‘But now to the proof of the witchcraft. The old woman, whom all suspected, was laid up in her bed for three days afterwards, unable to walk about, all the consequence of the kick she had received in the shape of a white rabbit!’
CHAPTER XV.
Commencement of Witchcraft in England—Dame Eleanor Cobham—Jane Shore—Lord Huntingford—Cases from the Calendars of State Papers—Earliest Printed Case, that of John Walsh—Elizabeth Stile—Three Witches tried at Chelmsford—Witches of St. Osyth—Witches of Warboys—Witches of Northamptonshire.

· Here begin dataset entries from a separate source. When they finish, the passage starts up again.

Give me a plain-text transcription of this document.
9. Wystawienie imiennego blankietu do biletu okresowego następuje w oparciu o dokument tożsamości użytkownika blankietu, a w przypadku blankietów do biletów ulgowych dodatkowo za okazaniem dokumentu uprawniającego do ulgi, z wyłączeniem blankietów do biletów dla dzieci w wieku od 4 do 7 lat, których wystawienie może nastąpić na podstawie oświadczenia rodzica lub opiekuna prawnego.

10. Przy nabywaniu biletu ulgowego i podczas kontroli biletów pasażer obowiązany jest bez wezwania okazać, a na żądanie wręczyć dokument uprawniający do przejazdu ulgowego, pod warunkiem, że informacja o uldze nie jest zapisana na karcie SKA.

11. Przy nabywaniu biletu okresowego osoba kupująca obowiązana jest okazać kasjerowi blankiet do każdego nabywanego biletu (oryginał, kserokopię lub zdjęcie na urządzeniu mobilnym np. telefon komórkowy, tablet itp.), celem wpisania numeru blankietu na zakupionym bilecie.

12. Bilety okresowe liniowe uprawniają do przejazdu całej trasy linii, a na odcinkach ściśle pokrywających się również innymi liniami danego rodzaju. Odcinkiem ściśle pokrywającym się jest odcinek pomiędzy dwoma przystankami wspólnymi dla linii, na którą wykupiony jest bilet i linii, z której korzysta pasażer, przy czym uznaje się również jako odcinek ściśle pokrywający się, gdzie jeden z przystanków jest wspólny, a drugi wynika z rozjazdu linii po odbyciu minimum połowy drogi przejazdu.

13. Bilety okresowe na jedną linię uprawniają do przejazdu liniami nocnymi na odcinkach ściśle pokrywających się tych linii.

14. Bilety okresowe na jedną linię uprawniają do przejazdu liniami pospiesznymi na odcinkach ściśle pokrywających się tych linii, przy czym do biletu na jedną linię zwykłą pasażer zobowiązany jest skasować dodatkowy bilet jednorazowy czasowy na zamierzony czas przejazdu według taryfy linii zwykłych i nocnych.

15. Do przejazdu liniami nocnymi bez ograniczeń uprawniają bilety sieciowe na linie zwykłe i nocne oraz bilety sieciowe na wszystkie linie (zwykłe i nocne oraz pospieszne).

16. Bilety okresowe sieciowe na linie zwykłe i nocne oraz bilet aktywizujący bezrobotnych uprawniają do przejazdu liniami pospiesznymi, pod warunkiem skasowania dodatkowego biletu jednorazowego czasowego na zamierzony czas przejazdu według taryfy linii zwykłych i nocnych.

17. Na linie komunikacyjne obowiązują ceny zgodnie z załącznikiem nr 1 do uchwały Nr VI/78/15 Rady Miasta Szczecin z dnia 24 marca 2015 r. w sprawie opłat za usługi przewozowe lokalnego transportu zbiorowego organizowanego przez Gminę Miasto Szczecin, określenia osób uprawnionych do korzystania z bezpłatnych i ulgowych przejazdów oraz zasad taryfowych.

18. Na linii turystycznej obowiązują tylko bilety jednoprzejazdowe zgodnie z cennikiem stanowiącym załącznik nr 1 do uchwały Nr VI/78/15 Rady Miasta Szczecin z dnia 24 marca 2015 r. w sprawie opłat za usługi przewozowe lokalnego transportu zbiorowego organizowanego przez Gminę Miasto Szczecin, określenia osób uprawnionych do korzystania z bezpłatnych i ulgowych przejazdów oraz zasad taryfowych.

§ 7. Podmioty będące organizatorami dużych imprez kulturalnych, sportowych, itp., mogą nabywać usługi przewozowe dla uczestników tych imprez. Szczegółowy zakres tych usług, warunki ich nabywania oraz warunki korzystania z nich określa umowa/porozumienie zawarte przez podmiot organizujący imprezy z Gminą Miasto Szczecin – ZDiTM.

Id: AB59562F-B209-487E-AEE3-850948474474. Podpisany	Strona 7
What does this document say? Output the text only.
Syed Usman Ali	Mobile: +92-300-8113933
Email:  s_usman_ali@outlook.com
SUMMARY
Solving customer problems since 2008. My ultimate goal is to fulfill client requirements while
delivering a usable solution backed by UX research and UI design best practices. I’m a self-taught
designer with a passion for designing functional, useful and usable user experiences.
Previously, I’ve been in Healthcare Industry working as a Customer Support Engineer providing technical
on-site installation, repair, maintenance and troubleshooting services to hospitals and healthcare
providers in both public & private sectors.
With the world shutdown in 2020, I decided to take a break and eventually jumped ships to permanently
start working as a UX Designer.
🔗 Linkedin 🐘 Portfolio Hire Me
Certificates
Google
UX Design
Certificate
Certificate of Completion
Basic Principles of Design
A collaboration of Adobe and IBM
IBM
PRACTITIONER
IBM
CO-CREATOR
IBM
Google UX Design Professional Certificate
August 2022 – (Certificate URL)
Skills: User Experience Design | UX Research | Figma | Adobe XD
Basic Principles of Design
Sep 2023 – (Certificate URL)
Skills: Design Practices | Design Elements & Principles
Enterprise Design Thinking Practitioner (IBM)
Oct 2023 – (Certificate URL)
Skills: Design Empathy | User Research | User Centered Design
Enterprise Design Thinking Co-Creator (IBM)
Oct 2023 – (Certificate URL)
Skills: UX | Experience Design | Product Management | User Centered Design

At what date the higher cult of sorcery or magic became the drivel known as witchcraft is uncertain. I am almost inclined to place it (in England) at 1441; but then the charge was purely political, and I think that the Calendars of State Papers for nearly a century afterwards bear the statement out, that for some time afterwards they were so. The case of Dame Eleanor Cobham is very tersely told in ‘Baker’s Chronicle.’[40]
‘Whilst these Alterations passed in France, a more unnatural (sic) passed in England; the Uncle riseth against the Nephew, the Nephew against the Uncle; the Duke of Gloucester brings Articles against the Cardinal, charging him with affecting Preheminence, to the Derogation of the King’s Prerogative, and Contempt of his Laws; which Articles are delivered to the King, and by him to his Council, who, being most of the Clergy, durst not meddle in them, for fear of offending the Cardinal. On the other Side, the Cardinal, finding nothing whereof directly to accuse the Duke of Gloucester himself, accuseth his other self, the Lady Eleanor Cobham, the Duke’s Wife, of Treason for attempting, by Sorcery and Witchcraft, the Death of the King, and Advancement of her Husband to the Crown: For which, tho’ acquitted of the Treason, she is adjudged to open Penance, namely, to go with a Wax Taper in her hand, Hoodless (save through a Kerchief) through London, divers Days together, and after, to remain in perpetual imprisonment in the Isle of Man. The Crime objected against her was, procuring Thomas Southwel, John Hunne, Priests, Roger Bolingbroke, a supposed Necromancer, and Margery Jordan, called the Witch of Eye, in Suffolk, to devise a Picture of Wax in Proportion of the King, in such sort by Sorcery, that, as the Picture consumed, so the King’s body should consume: For which they were all condemned. The Witch was burnt at Smithfield, Bolingbroke was hanged, constantly affirming upon his Death, That neither the Duchess, nor any other from her, did ever require more of him, than only to know, by his Art, how long the King should live. John Hunne had his Pardon, and Southwel died the Night before he should have been executed.’
Shakespeare takes up the common tale about the bewitchment of Richard III. (Act III., scene 4):
‘Gloucester. Then be your eyes the witness of their evil;
Look how I am bewitch’d; behold my arm
Is, like a blasted sapling, wither’d up:
And this is Edward’s wife, that monstrous witch,
Consorted with that harlot-strumpet Shore,
That, by their witchcraft, thus have markèd me.’
Monarchs in the sixteenth century were especially jealous (for their own sakes) of this trafficking with the foul fiend. According to Hutchinson, in 1541, ‘The Lord Hungerford beheaded for procuring certain Persons to conjure, that they might know how long Henry VIII. would live.’ Another authority, however, states that ‘Lord Hungerford was attainted and executed, for keeping an heretical chaplain.’